Hakikatin filozofların ilgisini çekmesinin önemli bir nedeni de ilgili kavramın bir bütün olarak inançların, düşüncelerin, kuramların, öğretilerin ve varlığın bir niteliği olarak düşünülmesidir. Diğer yanda insanoğlu -tarihin en ilkel dönemlerinde bile- hakikat bildiklerini sır gibi saklamıştır. Örneğin; Sümerlerin savaş zamanlarında ilk sakladıkları şey yazılı tabletlerolmuştur. Hıristiyanlığın ilk dönemlerinde İncil’deki hakikatlerin mevcut egemenlere karşı korunduğunugörürüz. Benzer biçimde İslam filozofları avam (seçkin) ve havas (halk) ayırımı yaparak, manevi sahayı herkese açmadıklarını görülür. Başka bir deyişle dini hakikatleri bilgi ve kültür seviyesi düşük olanlardan sakındıkları görülür. İslam felsefesinin kurucusu kabul edilen Farabi, bu düşüncenin gereği olarak eserlerini kapalı bir üslupla yazar. Yine İbn-i Rüşd, Kuran’daki hakikatlerin sadece “ilimde derinleşmiş olanlara” açıklanmasını savunur.

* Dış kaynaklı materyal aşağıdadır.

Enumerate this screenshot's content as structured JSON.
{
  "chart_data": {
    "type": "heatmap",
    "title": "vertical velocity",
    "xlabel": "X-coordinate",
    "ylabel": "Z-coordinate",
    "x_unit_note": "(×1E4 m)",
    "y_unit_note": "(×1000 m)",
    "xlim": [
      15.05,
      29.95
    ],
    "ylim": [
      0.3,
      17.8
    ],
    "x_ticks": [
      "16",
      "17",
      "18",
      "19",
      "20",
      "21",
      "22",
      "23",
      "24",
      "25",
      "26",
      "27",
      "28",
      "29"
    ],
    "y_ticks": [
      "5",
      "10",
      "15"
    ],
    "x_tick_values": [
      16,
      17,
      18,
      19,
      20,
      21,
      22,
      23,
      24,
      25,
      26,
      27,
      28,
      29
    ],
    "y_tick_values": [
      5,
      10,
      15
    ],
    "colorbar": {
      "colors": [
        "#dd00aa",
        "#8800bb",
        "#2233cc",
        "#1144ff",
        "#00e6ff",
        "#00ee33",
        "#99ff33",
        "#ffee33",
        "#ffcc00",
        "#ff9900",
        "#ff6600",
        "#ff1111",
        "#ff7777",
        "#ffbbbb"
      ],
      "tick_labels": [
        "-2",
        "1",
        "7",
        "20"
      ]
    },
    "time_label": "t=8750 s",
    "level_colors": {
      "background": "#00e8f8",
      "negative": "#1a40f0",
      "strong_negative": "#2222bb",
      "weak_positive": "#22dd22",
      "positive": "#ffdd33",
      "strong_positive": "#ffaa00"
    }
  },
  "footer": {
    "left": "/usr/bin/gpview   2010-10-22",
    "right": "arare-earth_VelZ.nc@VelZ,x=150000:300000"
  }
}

Aynı durumu semavi dinler içinde ortaya çıkan gizemci düşüncelerde de görürüz. Söz konusu Yahudilikteki Kabala, Hıristiyanlıkta Gnoz, Müslümanlıktaki bazı tasavvuf akımları mistik ve gizemsel özellikler taşır. Elbette ki sadece semavi din ve türevlerinde değil, aynı durumu kişi dinlerinde de görürüz. Örneğin; Çin’de Konfüçyüsçülük ve Taoculuk, Hint’te Brahmacılık, Mısır’da Hermesçilik, Yunan’da Orfeosçuluk ve Pitagorasçılık ilkçağın gizemseldinleridir. Bu dinler sıradan kişilere kapalıydı ve törenleri gizli yapılırdı.

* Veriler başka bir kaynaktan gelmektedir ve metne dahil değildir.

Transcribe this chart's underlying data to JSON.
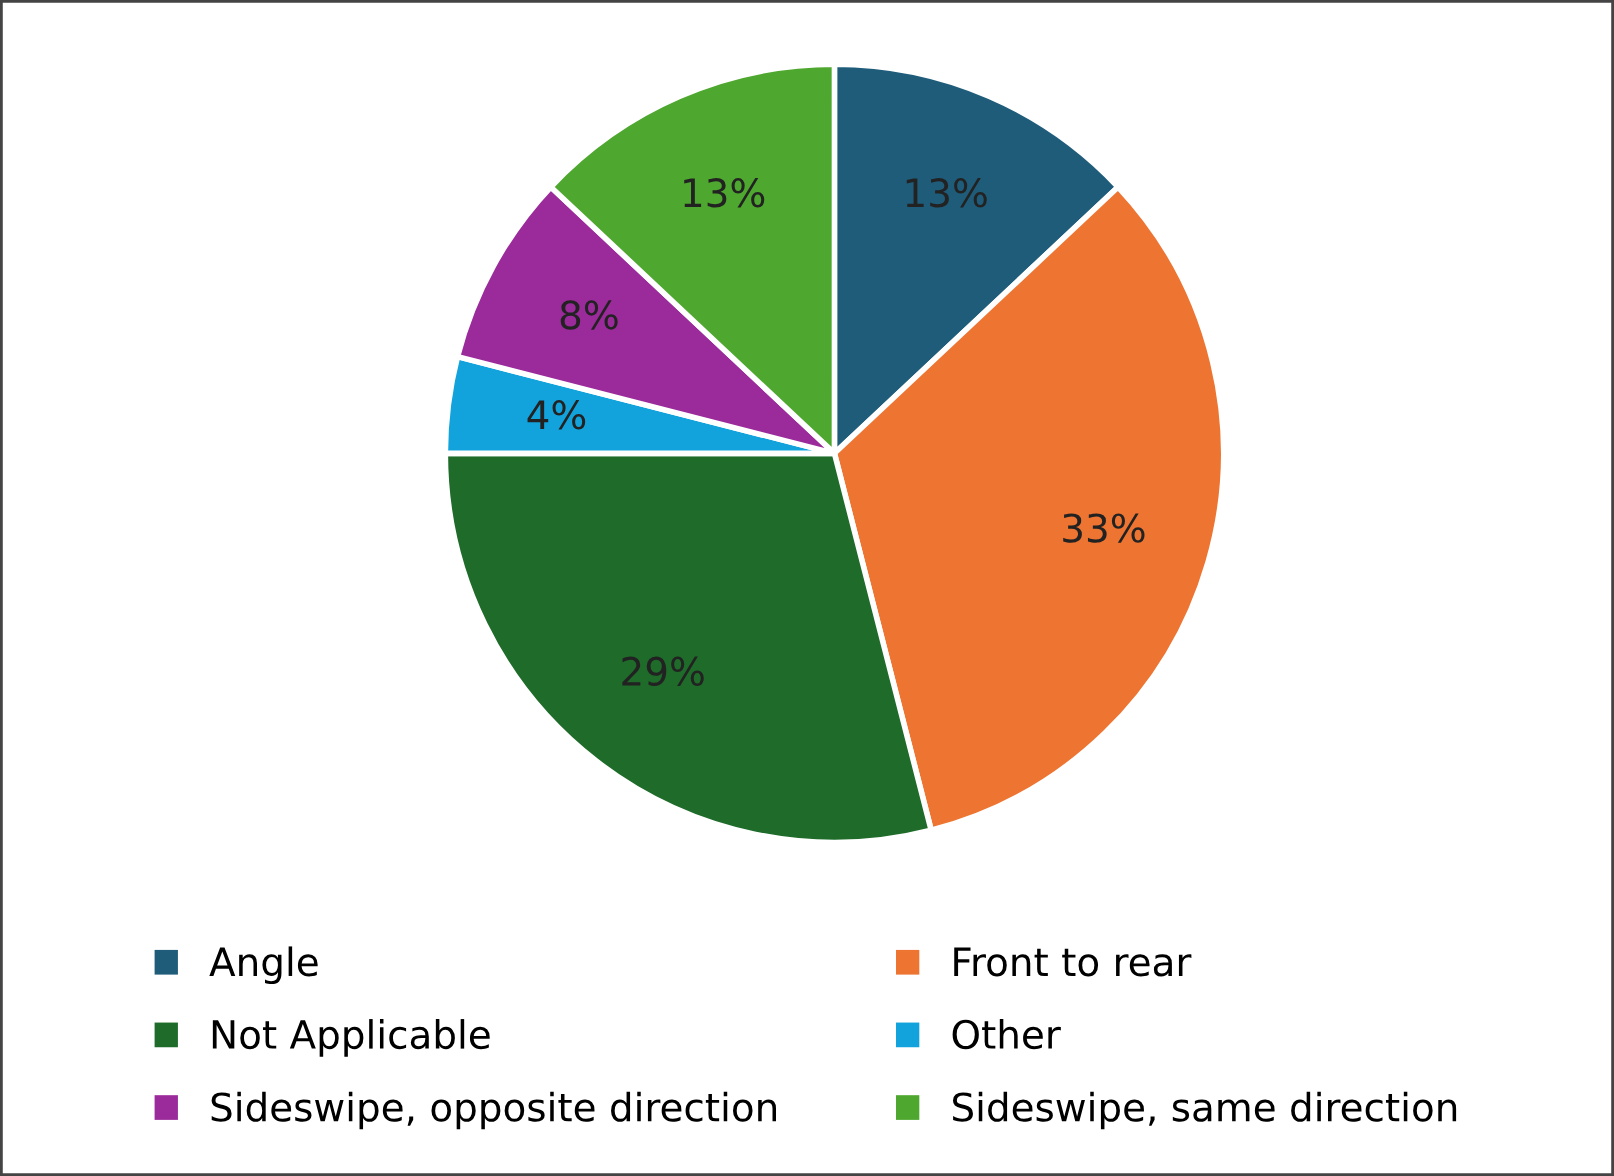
{
  "chart_data": {
    "type": "pie",
    "categories": [
      "Angle",
      "Front to rear",
      "Not Applicable",
      "Other",
      "Sideswipe, opposite direction",
      "Sideswipe, same direction"
    ],
    "values": [
      13,
      33,
      29,
      4,
      8,
      13
    ],
    "value_labels": [
      "13%",
      "33%",
      "29%",
      "4%",
      "8%",
      "13%"
    ],
    "colors": [
      "#1f5c7a",
      "#ed7431",
      "#1e6b2a",
      "#13a3dc",
      "#9b2a9b",
      "#4ea72e"
    ],
    "legend": "bottom"
  }
}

Özcesi evrenin gizemli hakikatine karşı, birey ve toplumlar tarihin her döneminde gizliliğe büyük önem vermişlerdir. Benzer bir durumu -Anadolu’daki Kızılbaş Aleviler üzerinde büyük etkisi olan- Hurufilik düşüncesinde de görürüz. X1V.yy’ın sonlarında İran, Azerbaycan, Irak ve Anadolu’da ortaya çıkan Hurufilik, Tanrı insan ve varlığı sayı ve seslerle açıklamaya çalışır. Fazlullah Hurufi’nin kurduğu bu inanca göre tanrısal sırlar harf ve işaretlerde gizlidir. Hurufilik anlayışına göre tanrı harf ve seslerden oluşur. Dolayısıyla evrenin ve bütün insanlığın sırrı harflerde saklıdır.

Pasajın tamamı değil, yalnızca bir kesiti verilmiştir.